What kind of content is available?

  • All materials are mapped to national Information Literacy standards (ACRL, AAC&U).
  • Videos are short (2-4 minutes) and produced in engaging motion graphic style.
  • Tutorials support formative assessment with practice elements throughout.
  • Quizzes can be applied to students’ final grade or used for extra credit.
    • Quizzes relate to specific topics in the videos and tutorials (there are typically 1-3 multimedia covered per quiz).
    • Use them in conjunction with multimedia to assess specific skills that are important for your course.
  • Pre/post Tests
    • Cover all concepts in InfoLit – Core multimedia.
    • Best used when you are covering lots of IL-related topics.
    • Two sets of 20 unique questions each.
  • Most instructors use 5-7 pieces aligned with course learning objectives, their course syllabus, or topics that need to be stressed to students. Typically these are spread across different weeks of a course, scaffolded beside an assignment. 5-7 multimedia typically equate to 25-40 minutes of total commitment for your students (average 5 minutes per item).

Contact us for Canvas integration links or other questions.

Ways to Utilize the Resource

Before Library Instruction

  • Use multimedia to flip your library instruction. Students can go through multimedia on their own time (before or after class) to get basic concepts of information literacy and librarians can then focus their in-person time with students on higher-level thinking or hands-on work for their assignments.

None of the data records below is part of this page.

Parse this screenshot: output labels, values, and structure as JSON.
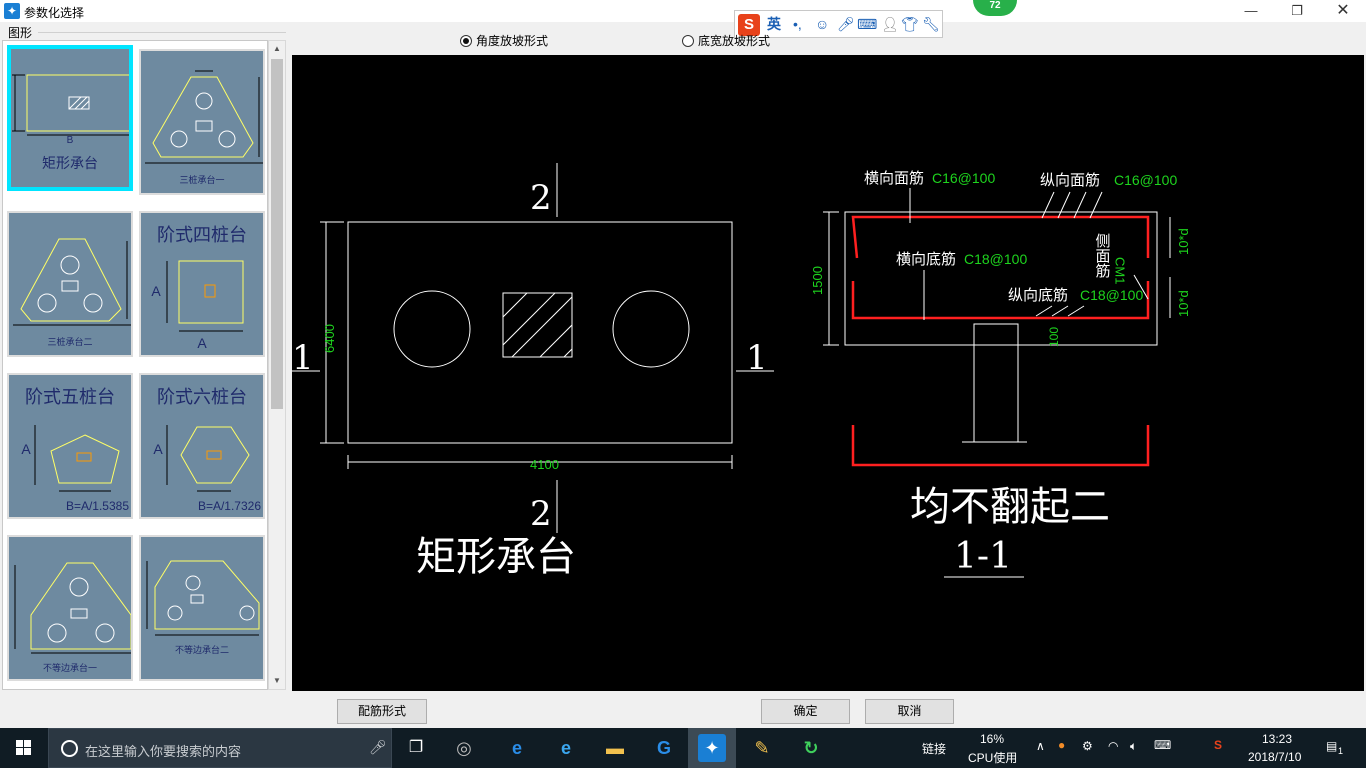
{
  "window": {
    "title": "参数化选择",
    "min_label": "—",
    "max_label": "❐",
    "close_label": "✕"
  },
  "ime": {
    "logo": "S",
    "lang": "英",
    "punct": "•,",
    "badge": "72"
  },
  "left_panel": {
    "group_label": "图形",
    "thumbnails": [
      {
        "name": "rect",
        "caption": "矩形承台",
        "sub": "B",
        "selected": true
      },
      {
        "name": "three-pile-1",
        "caption": "三桩承台一"
      },
      {
        "name": "three-pile-2",
        "caption": "三桩承台二"
      },
      {
        "name": "step-four",
        "title": "阶式四桩台",
        "sub": "A",
        "sub2": "A"
      },
      {
        "name": "step-five",
        "title": "阶式五桩台",
        "sub": "A",
        "formula": "B=A/1.5385"
      },
      {
        "name": "step-six",
        "title": "阶式六桩台",
        "sub": "A",
        "formula": "B=A/1.7326"
      },
      {
        "name": "unequal-1",
        "caption": "不等边承台一"
      },
      {
        "name": "unequal-2",
        "caption": "不等边承台二"
      }
    ]
  },
  "options": {
    "angle_slope": "角度放坡形式",
    "width_slope": "底宽放坡形式"
  },
  "drawing": {
    "section_top": "2",
    "section_bottom": "2",
    "section_left": "1",
    "section_right": "1",
    "dim_height": "6400",
    "dim_width": "4100",
    "plan_title": "矩形承台",
    "label_h_top": "横向面筋",
    "spec_h_top": "C16@100",
    "label_v_top": "纵向面筋",
    "spec_v_top": "C16@100",
    "label_h_bot": "横向底筋",
    "spec_h_bot": "C18@100",
    "label_v_bot": "纵向底筋",
    "spec_v_bot": "C18@100",
    "label_side": "侧面筋",
    "spec_side": "CM1",
    "dim_1500": "1500",
    "dim_10d_top": "10*d",
    "dim_10d_bot": "10*d",
    "dim_100": "100",
    "section_note": "均不翻起二",
    "section_name": "1-1"
  },
  "buttons": {
    "rebar_form": "配筋形式",
    "ok": "确定",
    "cancel": "取消"
  },
  "taskbar": {
    "search_placeholder": "在这里输入你要搜索的内容",
    "link_label": "链接",
    "cpu_value": "16%",
    "cpu_label": "CPU使用",
    "time": "13:23",
    "date": "2018/7/10",
    "notify_count": "1"
  },
  "colors": {
    "cad_bg": "#000000",
    "cad_white": "#ffffff",
    "cad_green": "#1ed41e",
    "cad_red": "#ff2020",
    "thumb_bg": "#6e8aa0",
    "thumb_selected": "#00e5ff"
  }
}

Scaffold Throughout Your Course

  • “Flip” instruction - assign students materials as homework and benefit from more active learning during class time. Integrate the material in a class website to connect students with the content you want them to engage or add it to Canvas.
  • Mix and match the tutorials, videos, and quizzes to address the demands of your course, a specific research or critical thinking assignment, the needs of specific students, or to begin incorporating information literacy content in your course. See Credo’s Teaching Guides, which recommend multimedia to match common course needs.
  • Use the videos and tutorials in class as part of a lecture or hands-on instruction.
  • Use the quizzes or pre- and post-test to assess student knowledge or learning.

As a Refresher

  • Use multimedia as a refresher tool for students who need to review basic information literacy skills, without significantly impacting your course syllabus.
  • Encourage students to use the materials independently outside of class.

Contact us for Canvas integration links or other questions.

How to Embed the Content in Canvas

Students will be able to access the material directly from the course, with no need for an extra log-in. There are two ways to utilize Credo content in your Cavas course:

  1. As an assignment: InfoLit -- Core offers quizzes to support formative assessment. Add the content as an assignment so the score will be included in the gradebook.
  2. Ungraded content: Add links seamlessly in your modules to support your learning objectives using the External Tool feature.

Contact us if you have questions about integrating Credo content into Canvas!

Assesssment Options

Quizzes

  • Recommended when your course is not heavily focused on IL, but you would like to reinforce IL principles. Can also work in conjunction with other IL-based assessments in your course, such as papers or annotated bibliography assignments.
  • Relate to specific topics in the videos and tutorials (typically 1-3 multimedia are covered in 1 quiz). Use them in conjunction with multimedia to assess specific skills that are important for your course.
  • Many instructors use these as formative assessments: offering extra credit or as a quiz grade with small point value to course overall.

Pre/post Tests

  • Cover all concepts in Instruct multimedia and are best used when your course is heavily focused on IL.
  • Pre and post tests can be used together, or separately; pretest as a benchmark (ungraded), then use the posttest as a graded test or alternatively, pretest or posttest as a standalone graded item.
  • Can be used in conjunction with other IL-related assessments (annotated bibliographies or research papers) where students must apply what they have learned.
  • Can be used across courses (or even all of Gen Ed) to see IL skills in broader context.